Положил меня маме на грудь, прикрыл одеялом, и дальше я ничего не помню. До самого Зелёного Пыр-Пыра не помню. Потому что от тепла, сытости и покоя интеллект отшибает напрочь!

Мама рассказала, что врачи забегались, потужной период начался в коридоре на каталке, и роды молоденькая акушерка принимала. Ну как «принимала» – охала и ахала от страха, потому что только на днях из медучилища. В основном звала на помощь старших товарищей. А когда я в чудном радужном околоплодном пузыре появилась, она от ужаса не знала, что делать. Но тут мимо заведующий отделением пробегал. Хоть и без перчаток, но вовремя. Потому что моя мама всё-таки не коза и плодный пузырь вскрыть бы не догадалась. Потому что человек в иных вопросах соображает куда меньше животного. Юная акушерка на плакатах про рождение ничего такого не видела. А в учебниках было написано про «воды излились». Раньше ли, во время схваток, позже ли – во время потуг, – но излились. У мамы моей – не излились. Очень плотный был околоплодный пузырь. В крепкой меня родили «рубашке». Домотканной.

Через три дня нас с мамой выписали. Папа уже не был в ДНД и привёз распашонки, чепчики, розовые ленты и прочие девичьи глупости. Меня во всё это нарядили. Говорят, я орала густым басом. Я не помню ни факта ни причины, но уверена, что требовала нарядить меня в родную рубашку, а не запаковывать в праздничный торт.

Мама с папой вышли из родильного дома и решили поймать такси. Потому что ехать со свежим праздничным тортом в летнем одесском трамвае – негигиенично. Слева была улица Богатого, справа – улица Московская. Если стоять спиной к фасаду родильного дома. Если лицом, то справа – Богатого, слева – Московская. Движение по обеим улицами было двустороннее. Мама с папой покрутились-покрутились и пошли ловить такси на Московскую.

Меня никто не спросил, но результатом я довольна.

Я действительно счастлива. С тех самых пор, как родилась.

Хотя не единожды, слишком не единожды я попадала в ситуации, после которых если не панихида с эпитафией, то только и говорить: «Родилась в рубашке». Потому там, где другим полный швах – я в профите.

Что я могу сказать? Только то, что это чистая правда.

Зелёный пыр-пыр

У него был совершенно очаровательный тембр. Драматический тенор с порочной хрипотцой.

Он взирал на меня с недосягаемой высоты. Я была слишком юна и ползала у его ног, с интересом поглядывая. Он отвечал мне взаимностью. Безо всяких этих глупых взрослых бесчувственных «ути-пути» и ненавистной, тошнотворной «козы рогатой», а как-то пристрастно-нежно и в то же время отрешённо-отстранённо. У него были свои дела, но он был частью моего мира. У меня тоже были свои дела, но и я была частью его мира.
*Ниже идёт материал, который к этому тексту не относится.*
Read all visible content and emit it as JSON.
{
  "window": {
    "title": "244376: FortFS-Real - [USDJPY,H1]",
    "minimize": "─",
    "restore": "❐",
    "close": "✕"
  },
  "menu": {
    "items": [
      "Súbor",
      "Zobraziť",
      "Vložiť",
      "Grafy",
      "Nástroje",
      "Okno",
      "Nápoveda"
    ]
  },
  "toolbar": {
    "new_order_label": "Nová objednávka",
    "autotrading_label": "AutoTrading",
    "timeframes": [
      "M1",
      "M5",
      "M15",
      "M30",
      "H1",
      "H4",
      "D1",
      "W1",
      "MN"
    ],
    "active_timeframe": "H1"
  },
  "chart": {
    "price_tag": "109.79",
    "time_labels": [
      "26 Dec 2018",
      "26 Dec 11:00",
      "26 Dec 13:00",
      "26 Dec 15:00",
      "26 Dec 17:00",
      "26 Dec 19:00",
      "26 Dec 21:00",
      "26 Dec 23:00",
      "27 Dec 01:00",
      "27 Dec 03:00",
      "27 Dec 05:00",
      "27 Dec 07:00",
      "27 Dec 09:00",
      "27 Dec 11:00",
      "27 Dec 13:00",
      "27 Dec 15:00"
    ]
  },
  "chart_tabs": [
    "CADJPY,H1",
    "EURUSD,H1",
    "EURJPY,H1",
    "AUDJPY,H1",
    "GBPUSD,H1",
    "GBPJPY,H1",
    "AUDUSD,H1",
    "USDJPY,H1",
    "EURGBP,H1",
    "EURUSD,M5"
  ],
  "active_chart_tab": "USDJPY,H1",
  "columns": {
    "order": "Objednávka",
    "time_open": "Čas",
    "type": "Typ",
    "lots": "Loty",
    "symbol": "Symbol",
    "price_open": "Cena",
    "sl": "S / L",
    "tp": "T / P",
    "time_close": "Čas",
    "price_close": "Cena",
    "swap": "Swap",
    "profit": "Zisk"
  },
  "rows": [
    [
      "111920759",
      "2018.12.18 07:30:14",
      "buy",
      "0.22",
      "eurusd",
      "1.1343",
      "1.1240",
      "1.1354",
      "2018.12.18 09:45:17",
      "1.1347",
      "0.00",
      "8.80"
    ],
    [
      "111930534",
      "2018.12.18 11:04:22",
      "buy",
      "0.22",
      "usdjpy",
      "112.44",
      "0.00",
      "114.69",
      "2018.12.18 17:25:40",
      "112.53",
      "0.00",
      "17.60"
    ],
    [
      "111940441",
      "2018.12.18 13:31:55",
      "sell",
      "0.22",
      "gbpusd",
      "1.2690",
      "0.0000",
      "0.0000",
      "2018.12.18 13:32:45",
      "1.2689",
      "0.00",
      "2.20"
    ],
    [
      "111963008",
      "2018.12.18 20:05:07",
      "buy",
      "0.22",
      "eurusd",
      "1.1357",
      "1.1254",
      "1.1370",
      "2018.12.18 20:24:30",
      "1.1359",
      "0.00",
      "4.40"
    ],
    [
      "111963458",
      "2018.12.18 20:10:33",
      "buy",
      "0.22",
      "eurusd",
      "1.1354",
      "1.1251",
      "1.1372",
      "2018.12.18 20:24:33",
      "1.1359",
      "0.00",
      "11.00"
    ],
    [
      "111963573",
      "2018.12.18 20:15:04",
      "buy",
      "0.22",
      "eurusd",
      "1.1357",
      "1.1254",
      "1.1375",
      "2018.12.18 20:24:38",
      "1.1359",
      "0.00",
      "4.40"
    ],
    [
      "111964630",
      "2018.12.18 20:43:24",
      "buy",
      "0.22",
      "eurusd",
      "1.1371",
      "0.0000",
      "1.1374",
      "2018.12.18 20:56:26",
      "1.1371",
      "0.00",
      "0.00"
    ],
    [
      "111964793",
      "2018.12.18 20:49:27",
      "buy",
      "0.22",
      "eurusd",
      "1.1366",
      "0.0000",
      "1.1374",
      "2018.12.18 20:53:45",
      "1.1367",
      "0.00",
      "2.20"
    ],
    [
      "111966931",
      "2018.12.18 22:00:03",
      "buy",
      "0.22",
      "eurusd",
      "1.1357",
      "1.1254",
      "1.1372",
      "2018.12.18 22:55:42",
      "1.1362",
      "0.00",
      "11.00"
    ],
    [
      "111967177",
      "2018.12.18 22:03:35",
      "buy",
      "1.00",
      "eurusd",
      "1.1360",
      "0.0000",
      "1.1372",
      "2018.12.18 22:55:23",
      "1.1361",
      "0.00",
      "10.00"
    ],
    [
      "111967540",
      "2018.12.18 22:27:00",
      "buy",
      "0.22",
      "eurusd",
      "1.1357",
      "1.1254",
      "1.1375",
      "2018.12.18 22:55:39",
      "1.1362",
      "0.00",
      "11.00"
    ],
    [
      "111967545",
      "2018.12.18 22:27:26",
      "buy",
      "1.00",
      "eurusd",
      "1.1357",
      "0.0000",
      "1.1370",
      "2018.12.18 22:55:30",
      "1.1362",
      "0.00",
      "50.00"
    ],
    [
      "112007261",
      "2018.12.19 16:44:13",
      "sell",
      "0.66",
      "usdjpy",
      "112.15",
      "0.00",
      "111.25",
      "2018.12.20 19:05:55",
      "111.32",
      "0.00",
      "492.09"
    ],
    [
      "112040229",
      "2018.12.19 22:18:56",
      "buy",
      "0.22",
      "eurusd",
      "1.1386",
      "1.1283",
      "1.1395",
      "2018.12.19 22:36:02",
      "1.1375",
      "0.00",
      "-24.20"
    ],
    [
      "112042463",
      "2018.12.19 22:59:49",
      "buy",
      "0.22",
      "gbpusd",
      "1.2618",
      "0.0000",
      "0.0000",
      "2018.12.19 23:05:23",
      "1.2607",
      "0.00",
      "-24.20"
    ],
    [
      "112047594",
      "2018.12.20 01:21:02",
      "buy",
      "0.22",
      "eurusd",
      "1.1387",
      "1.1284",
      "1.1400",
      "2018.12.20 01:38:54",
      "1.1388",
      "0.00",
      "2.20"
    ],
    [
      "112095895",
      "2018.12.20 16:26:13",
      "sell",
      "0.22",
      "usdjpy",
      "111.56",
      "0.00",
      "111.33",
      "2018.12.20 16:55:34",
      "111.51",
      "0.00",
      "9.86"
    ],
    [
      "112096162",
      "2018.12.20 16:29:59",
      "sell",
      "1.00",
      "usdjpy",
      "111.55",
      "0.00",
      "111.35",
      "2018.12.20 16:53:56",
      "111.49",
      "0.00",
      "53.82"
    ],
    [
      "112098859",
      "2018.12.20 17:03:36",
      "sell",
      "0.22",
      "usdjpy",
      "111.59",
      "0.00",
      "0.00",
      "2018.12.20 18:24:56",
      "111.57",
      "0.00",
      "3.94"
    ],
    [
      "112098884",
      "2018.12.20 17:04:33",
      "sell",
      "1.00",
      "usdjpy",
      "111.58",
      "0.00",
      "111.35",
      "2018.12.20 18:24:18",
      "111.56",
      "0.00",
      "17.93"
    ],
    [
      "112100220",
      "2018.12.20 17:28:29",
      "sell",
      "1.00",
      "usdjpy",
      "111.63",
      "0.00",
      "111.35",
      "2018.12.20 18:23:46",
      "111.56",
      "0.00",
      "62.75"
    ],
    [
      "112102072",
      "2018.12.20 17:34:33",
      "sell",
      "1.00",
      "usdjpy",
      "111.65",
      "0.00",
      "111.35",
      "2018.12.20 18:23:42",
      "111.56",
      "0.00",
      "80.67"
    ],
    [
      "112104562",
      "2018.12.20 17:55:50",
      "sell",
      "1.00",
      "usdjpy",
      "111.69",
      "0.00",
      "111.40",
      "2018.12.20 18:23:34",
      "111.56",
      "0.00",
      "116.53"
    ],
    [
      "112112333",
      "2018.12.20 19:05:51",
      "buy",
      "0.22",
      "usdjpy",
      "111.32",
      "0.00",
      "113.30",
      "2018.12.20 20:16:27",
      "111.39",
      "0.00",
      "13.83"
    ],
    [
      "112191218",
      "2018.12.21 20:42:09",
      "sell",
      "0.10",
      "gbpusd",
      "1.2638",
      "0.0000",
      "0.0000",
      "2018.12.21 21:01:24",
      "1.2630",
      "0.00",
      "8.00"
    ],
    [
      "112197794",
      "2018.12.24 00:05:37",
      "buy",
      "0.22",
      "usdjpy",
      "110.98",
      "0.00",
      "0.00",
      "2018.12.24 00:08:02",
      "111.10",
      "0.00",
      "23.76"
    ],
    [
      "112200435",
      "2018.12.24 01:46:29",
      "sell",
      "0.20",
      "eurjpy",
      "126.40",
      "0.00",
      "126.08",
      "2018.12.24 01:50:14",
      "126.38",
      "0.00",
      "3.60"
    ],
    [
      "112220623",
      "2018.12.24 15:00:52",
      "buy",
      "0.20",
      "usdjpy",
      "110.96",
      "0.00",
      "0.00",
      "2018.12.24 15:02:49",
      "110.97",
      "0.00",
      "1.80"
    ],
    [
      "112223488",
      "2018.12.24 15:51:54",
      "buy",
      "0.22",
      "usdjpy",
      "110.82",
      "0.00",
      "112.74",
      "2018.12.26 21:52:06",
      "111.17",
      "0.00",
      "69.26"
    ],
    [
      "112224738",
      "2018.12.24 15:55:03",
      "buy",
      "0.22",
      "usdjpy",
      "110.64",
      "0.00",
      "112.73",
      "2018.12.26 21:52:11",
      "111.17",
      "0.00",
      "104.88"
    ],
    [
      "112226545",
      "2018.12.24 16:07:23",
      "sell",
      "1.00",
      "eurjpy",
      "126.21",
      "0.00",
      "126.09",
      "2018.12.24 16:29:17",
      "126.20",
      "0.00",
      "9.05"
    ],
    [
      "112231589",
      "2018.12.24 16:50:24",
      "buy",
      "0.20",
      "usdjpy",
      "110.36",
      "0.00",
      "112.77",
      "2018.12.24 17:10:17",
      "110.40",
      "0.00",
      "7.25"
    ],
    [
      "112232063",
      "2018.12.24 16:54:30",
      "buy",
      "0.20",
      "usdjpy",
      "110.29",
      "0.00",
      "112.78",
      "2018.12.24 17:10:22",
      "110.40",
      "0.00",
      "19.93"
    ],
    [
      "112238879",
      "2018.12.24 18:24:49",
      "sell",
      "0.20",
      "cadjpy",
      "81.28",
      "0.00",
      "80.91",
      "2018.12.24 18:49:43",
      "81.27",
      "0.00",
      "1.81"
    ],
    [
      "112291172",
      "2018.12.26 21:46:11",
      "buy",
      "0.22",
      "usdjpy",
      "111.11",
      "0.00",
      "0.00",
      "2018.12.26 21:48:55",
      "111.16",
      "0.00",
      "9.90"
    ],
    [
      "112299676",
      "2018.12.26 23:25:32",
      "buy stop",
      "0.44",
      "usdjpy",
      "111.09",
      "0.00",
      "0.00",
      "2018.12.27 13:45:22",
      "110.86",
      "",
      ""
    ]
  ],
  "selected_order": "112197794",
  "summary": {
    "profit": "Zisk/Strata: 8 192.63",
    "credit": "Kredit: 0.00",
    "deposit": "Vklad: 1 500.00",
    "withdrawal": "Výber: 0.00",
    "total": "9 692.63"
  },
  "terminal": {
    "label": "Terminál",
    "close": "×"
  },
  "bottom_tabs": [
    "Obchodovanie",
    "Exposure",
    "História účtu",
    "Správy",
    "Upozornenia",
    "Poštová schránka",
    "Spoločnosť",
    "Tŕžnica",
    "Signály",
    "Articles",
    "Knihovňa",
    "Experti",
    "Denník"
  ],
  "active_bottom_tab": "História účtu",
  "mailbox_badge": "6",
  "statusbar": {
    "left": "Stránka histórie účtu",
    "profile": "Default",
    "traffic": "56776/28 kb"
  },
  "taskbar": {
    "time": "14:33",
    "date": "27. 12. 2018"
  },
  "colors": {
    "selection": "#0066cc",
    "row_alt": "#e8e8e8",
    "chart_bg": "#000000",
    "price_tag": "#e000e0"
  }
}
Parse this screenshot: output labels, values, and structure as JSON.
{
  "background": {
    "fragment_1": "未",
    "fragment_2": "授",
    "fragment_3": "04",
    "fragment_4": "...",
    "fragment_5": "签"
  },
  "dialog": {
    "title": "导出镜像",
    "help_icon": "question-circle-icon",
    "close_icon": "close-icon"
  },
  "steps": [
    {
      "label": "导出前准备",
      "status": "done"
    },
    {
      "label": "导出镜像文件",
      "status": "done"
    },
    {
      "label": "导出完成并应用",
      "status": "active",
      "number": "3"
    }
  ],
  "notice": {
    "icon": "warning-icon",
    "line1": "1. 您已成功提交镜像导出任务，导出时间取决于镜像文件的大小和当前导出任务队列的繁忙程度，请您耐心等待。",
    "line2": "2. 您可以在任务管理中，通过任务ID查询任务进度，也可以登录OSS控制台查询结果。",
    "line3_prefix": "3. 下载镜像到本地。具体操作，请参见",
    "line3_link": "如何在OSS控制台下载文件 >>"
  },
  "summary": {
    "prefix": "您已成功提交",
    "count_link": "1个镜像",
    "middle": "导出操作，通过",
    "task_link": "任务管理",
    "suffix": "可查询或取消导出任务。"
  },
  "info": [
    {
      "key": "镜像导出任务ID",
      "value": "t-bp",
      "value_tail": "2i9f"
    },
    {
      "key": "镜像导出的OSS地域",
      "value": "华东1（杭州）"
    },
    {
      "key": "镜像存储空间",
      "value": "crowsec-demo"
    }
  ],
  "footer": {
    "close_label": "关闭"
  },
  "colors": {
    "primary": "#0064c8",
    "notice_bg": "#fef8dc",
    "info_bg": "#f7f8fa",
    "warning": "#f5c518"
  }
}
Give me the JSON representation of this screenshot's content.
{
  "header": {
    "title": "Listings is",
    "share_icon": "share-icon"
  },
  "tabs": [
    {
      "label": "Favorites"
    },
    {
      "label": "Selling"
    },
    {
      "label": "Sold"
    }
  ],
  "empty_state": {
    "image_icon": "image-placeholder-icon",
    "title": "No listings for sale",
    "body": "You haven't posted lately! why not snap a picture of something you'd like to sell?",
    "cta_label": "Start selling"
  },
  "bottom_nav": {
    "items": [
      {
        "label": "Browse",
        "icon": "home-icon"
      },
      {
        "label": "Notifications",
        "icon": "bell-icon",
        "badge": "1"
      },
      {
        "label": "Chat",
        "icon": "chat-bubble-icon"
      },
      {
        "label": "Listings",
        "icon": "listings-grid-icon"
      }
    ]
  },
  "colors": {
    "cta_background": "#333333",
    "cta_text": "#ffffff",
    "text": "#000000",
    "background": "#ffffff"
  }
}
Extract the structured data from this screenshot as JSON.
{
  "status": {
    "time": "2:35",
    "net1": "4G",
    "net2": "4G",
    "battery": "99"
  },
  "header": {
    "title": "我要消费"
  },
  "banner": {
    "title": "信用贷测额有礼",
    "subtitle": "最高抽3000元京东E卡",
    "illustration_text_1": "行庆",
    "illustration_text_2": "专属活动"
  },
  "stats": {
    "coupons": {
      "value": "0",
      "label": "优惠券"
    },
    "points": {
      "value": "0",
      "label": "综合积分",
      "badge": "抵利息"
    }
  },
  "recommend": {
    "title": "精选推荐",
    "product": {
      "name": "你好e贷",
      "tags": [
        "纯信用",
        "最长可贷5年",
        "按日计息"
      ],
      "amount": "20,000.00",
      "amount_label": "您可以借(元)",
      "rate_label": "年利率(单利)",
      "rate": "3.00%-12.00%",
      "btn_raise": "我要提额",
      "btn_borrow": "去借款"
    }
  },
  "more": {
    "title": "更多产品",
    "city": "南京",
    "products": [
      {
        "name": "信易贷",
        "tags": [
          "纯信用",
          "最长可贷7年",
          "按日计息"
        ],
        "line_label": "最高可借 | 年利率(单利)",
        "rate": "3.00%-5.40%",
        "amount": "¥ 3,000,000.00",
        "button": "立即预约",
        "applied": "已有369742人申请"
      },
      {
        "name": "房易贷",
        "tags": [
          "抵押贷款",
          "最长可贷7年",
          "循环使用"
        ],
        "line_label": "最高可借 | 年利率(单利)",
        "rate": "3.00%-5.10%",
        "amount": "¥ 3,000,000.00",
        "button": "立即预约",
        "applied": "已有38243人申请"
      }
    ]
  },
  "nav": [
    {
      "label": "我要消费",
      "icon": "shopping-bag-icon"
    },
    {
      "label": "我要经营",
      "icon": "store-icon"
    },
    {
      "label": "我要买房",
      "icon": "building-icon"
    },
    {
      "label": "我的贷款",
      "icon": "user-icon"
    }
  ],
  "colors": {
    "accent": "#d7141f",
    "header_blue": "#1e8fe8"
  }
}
Я ползала не совсем у его ног, потому что у него ног не было. Я ползала у ножек его столика. Но столик был – в моём сознании – интернированной сущностью этого загадочного существа. И поэтому совсем-совсем им. Нога, с точки зрения Аристотеля, интернированная сущность человека. И самостоятельной сущностью не станет, даже если её ампутировать. Сто раз очень и очень красивая нога не станет самостоятельным существом. Столик был бесподобным. Я не скажу, каким. Не опишу. Нечто бледно-серо-бирюзовое там, высоко, с изогнутыми подножиями. Видимо, это было чугунное литьё. Точнее сказать не могу. К тому моменту, как я смогла говорить точнее, столик выкинули. Печальная история. Я плакала, но мне было стыдно сказать почему. Из-за телефонного столика умные девочки не плачут. Из-за платья, или из-за куклы – сколько угодно, и это всем понятно. Но рыдать взахлёб из-за телефонного столика? Нонсенс. Мои родители считали меня очень странной девочкой. Но они бы устали меня считать, если бы знали, что я рыдала из-за телефонного столика.

А тот, кто восседал на столике, был не совсем зелёный. Скорее цвета морской волны. Но я тогда таких цветов не знала. И папа мой не знал. Потому что именно папа сказал мне, что объект моего пристального интереса – зелёный. О том, что он живой, – я догадалась сама. Когда он запел.

Папа подошёл, взял его за руку, приложил эту его единственную руку к своему уху и сказал:

– Аллё! Слушаю!

Почему-то когда папа сказал это, Зелёный Пыр-Пыр перестал петь.

– Её нет, будет к восьми, звоните позже, – проговорил папа в его руку и положил её на место. – Это – телефон! – папа поймал мой восхищённый взгляд, брошенный с пола на недосягаемую для меня высоту. – Хочешь послушать?

Он снова снял его руку и протянул её мне. Рука Зелёного Пыр-Пыра оказалась приделанной к витому колечками шнуру. Я схватилась цепкой ладошкой за «руку» и… оказалась лицом в паркете. Увы и ах, я умела только ползать, и мне требовались все четыре точки опоры, чтобы земля подо мною не переворачивалась. Я зарыдала. Не столько от боли, сколько от досады. Но руку Зелёного Пыр-Пыра из своей не выпустила. Мой незадачливый папа долго уговаривал меня вернуть ему зелёную руку, называя её неправильно – «трубкой». Он приводил смешные аргументы, мол, ему сейчас должны звонить, и если не положить руку Зелёного Пыр-Пыра на место, будет всё время занято. Конечно, занято! Его рука занята мной! Зелёный Пыр-Пыр – мой!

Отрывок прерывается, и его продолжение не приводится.